Start work on Land–People Relationship, Water, Salmon, Caribou, and Wetlands by the end of year two, and Community Resilience, Moose, and Sustainable Local Economy by the end of year four. This timeline considers value health, threats, knowledge gaps, and “nested” values, where protecting one is likely to protect others. Community Culture, Tr’ondëk Hwëch’in Culture, Heritage, and Hän Language, Plant and Animal Relations, and Landscapes are not prioritized for completion in the first four years. However, this does not mean they are less important than the prioritized values.
- Incorporate disturbance from fire (including quantifying burn severity and post-fire ecosystem recovery) and permafrost thaw into cumulative effects management.
- Report annually on the progress of cumulative effects framework elements (see guidance in Appendix 5).
- Report annually on value health, including health range (once indicators and thresholds are established), health status relative to value goal(s), and/or inadequacies in data.
Governance Recommendations
- Consider and complement the Plan’s cumulative effects framework when developing the territory-wide Ecological Cumulative Effects Framework (Government of Yukon).
- Once the Government of Yukon’s territory-wide Ecological Cumulative Effects Framework is complete, the Parties will review the Plan’s cumulative effects framework and revise it if necessary to maintain the highest standard of value protection.
Knowledge Gaps
- Relationships between initial values identified for cumulative effects development and potential indicators are not well characterized.

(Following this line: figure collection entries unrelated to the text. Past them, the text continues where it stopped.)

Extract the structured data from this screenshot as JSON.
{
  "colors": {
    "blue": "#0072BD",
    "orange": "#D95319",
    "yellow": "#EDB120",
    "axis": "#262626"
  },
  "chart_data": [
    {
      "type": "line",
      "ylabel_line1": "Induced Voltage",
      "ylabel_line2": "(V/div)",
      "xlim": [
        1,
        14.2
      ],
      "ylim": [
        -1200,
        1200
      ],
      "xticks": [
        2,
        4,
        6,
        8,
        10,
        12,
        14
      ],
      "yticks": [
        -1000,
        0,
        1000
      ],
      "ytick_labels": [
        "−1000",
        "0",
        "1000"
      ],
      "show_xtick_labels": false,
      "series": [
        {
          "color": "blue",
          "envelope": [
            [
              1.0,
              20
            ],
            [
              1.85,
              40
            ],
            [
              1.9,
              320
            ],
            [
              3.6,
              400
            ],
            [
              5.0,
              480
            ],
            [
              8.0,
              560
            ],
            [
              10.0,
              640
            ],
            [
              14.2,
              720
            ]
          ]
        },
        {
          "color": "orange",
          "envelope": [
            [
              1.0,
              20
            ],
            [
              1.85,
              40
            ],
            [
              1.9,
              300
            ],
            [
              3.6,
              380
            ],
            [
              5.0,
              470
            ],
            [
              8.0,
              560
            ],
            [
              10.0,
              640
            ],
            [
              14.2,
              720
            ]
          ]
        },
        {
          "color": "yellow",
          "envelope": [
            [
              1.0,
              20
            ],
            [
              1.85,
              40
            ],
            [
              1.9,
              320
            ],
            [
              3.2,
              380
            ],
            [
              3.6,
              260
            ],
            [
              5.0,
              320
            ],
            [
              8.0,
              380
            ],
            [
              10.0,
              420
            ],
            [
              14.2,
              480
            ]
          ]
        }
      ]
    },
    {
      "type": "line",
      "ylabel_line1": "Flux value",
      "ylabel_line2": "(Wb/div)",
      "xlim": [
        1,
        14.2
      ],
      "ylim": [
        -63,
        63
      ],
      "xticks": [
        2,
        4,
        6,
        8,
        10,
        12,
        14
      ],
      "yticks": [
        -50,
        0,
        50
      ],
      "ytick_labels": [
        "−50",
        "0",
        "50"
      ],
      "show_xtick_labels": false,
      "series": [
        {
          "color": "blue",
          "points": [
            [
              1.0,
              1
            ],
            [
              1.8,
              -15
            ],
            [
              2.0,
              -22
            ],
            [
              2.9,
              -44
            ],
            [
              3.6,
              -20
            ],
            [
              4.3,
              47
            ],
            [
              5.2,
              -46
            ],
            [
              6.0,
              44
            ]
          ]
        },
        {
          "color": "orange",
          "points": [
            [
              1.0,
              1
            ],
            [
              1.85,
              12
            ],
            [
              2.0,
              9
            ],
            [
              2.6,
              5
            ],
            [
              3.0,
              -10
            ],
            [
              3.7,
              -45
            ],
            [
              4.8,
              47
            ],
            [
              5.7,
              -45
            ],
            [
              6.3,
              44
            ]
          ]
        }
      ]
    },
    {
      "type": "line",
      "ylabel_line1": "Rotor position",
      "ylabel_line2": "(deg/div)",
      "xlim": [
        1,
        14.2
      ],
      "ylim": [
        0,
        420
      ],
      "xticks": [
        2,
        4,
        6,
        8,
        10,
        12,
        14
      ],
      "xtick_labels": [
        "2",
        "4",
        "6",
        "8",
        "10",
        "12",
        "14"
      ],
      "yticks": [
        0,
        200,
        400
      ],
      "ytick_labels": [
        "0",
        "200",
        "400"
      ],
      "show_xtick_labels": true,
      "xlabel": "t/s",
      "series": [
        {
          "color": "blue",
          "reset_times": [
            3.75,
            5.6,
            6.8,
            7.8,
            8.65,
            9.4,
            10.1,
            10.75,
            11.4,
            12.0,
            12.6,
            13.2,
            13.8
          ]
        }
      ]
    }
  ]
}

Research is needed to inform the selection of indicators, setting of thresholds, and appropriate responses, and to prioritize research based on the value timeline in Implementation Action 1.
- There are many ways to incorporate projected climate change impacts on values and land use patterns, including disturbances from wildfire and permafrost thaw, into cumulative effects management. Research these options to identify the most promising and achievable approaches.
- There is a limited understanding of the responses of Plan values (especially Caribou, Moose, Salmon, Wetlands, Tr’ondëk Hwëch’in Culture, Heritage, and Language and Land–People Relationship) to human-caused and natural disturbance (independently and in combination). Research these responses to inform adaptation of development footprint indicators, selection of appropriate responses, and development of new indicators.